ÖZLEM ZENGİN (Tokat) - Ama olamaz böyle bir şey!

BAŞKAN - Siz bilirsiniz. Sonra vereceğim sözü, hatip konuşuyor şu anda.

Siz devam edin...

Lütfen...

FATİH ŞAHİN (Ankara) - Görevinizi yapmıyorsunuz. Temiz bir dil kullanmaya davet etmelisiniz!

BAŞKAN - Lütfen... Lütfen... Ben İç Tüzük'ü uyguluyorum. Yerinize oturun. Grup Başkan Vekiliniz var... Yerinize oturun...

FATİH ŞAHİN (Ankara) - Temiz bir dil kullanmaya davet etmelisiniz!

SERPİL KEMALBAY PEKGÖZEGÜ (Devamla) - Ben siyasi bir dil kullanıyorum, kimseye hakaret etmiyorum.

ÖZLEM ZENGİN (Tokat) - Sayın Başkanım, bunu söyleyemez!

BAŞKAN - Yerinize oturun... Değerli milletvekilleri, yerinize oturun...

SERPİL KEMALBAY PEKGÖZEGÜ (Devamla) - Siyasi bir dil kullanıyorum, parmağınızı indirin!

BAŞKAN - Bakın, değerli milletvekilleri... Grup Başkan Vekili var...

SERPİL KEMALBAY PEKGÖZEGÜ (Devamla) - Bana parmak sallayamazsın!

ÖZLEM ZENGİN (Tokat) - Sayın Başkan, bunu söyleyemez! Temiz bir dille konuşsun!

BAŞKAN - Hatip konuşmasını tamamladıktan sonra cevap verme hakkınız var. Lütfen... Sayın Zengin, bunu sizden hiç beklemezdim.

SERPİL KEMALBAY PEKGÖZEGÜ (Devamla)- Ben siyasi bir dil... Sayın vekiller...

ÖZLEM ZENGİN (Tokat) - Olamaz böyle bir şey!

BAŞKAN - Sayın Kemalbay, siz konuşmanıza devam edin.

ÖZLEM ZENGİN (Tokat) - Sürekli aynı şey... Olamaz böyle bir şey!

SERPİL KEMALBAY PEKGÖZEGÜ (Devamla) - Sayın vekiller, burada son derece siyasi bir dil kullanıyorum.

ÖZLEM ZENGİN (Tokat) - Hayır, olamaz, bunu söyleyemez!

BAŞKAN - Değerli milletvekilleri, bu kürsü dokunulmazdır.

SERPİL KEMALBAY PEKGÖZEGÜ (Devamla) - Söz hakkımı gasbetmemelisiniz.

BAŞKAN - Sayın Kemalbay, bir izin verin.

ÖZLEM ZENGİN (Tokat) - Sayın Başkan, bu, kürsü dokunulmazlığı olamaz!

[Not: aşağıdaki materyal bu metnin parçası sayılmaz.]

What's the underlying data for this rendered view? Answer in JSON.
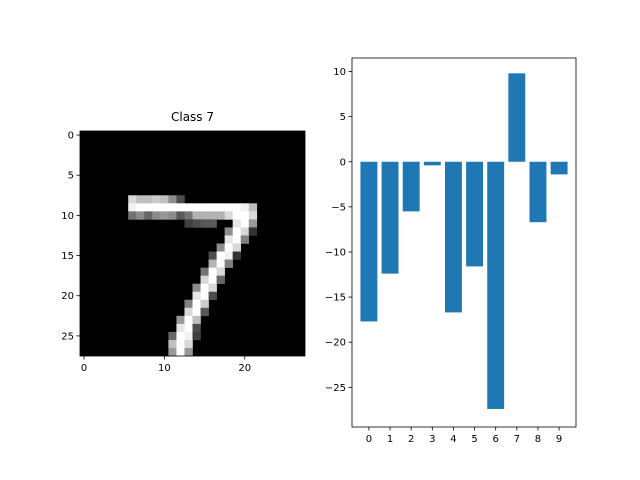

Olamaz Sayın Başkan!

BAŞKAN - Sayın Zengin, ne diyecekseniz sonra size söz vereceğim.

ÖZLEM ZENGİN (Tokat) - Bu nasıl bir şeydir ya! Yeter artık, yeter artık ya!

BAŞKAN - Böyle bir hakkınız yok, kimsenin hatibin konuşmasını engelleme hakkı yok.

ÖZLEM ZENGİN (Tokat) - Yeter!

BAŞKAN - "Yüce Meclis" dediğimiz zaman kastettiğimiz asıl olan kürsünün dokunulmazlığıdır.

ÖZLEM ZENGİN (Tokat) - Hayır, bu ona giremez Sayın Başkanım.

BAŞKAN - Eğer İç Tüzük'e aykırı bir şey söylediğini düşünüyorsanız söz veririm konuşursunuz.

ÖZLEM ZENGİN (Tokat) - Buna giremez. Giremez!

SERPİL KEMALBAY PEKGÖZEGÜ (Devamla) - Parmağını indir!

BAŞKAN - Bir dakika lütfen...

SERPİL KEMALBAY PEKGÖZEGÜ (Devamla) - Parmağını indir Özlem Hanım!

BAŞKAN - Buyurun, devam edin Sayın Kemalbay.

ÖZLEM ZENGİN (Tokat) - Öyle şey yok!

AHMET BÜYÜKGÜMÜŞ (Yalova) - Sayın Başkan, hakaret dili kullanıyor!

ÖZLEM ZENGİN (Tokat) - Yeter! Her şeyin bir adabı var. Bu nedir ya!

BAŞKAN - Devam edin.

SERPİL KEMALBAY PEKGÖZEGÜ (Devamla) - Bakın, değerli arkadaşlar, biz geçen pazar günü bir ekonomi konferansı gerçekleştirdik.

ÖZLEM ZENGİN (Tokat) - Bu nedir?

SALİH CORA (Trabzon) - "Abdestli soygunculuk" ne demek ya!

SERPİL KEMALBAY PEKGÖZEGÜ (Devamla) - Bu ekonomi konferansının bazı tespitlerini sizinle paylaşmak istiyorum: Türkiye'de ekonomik kriz artık bir toplumsal krize dönüşmüştür.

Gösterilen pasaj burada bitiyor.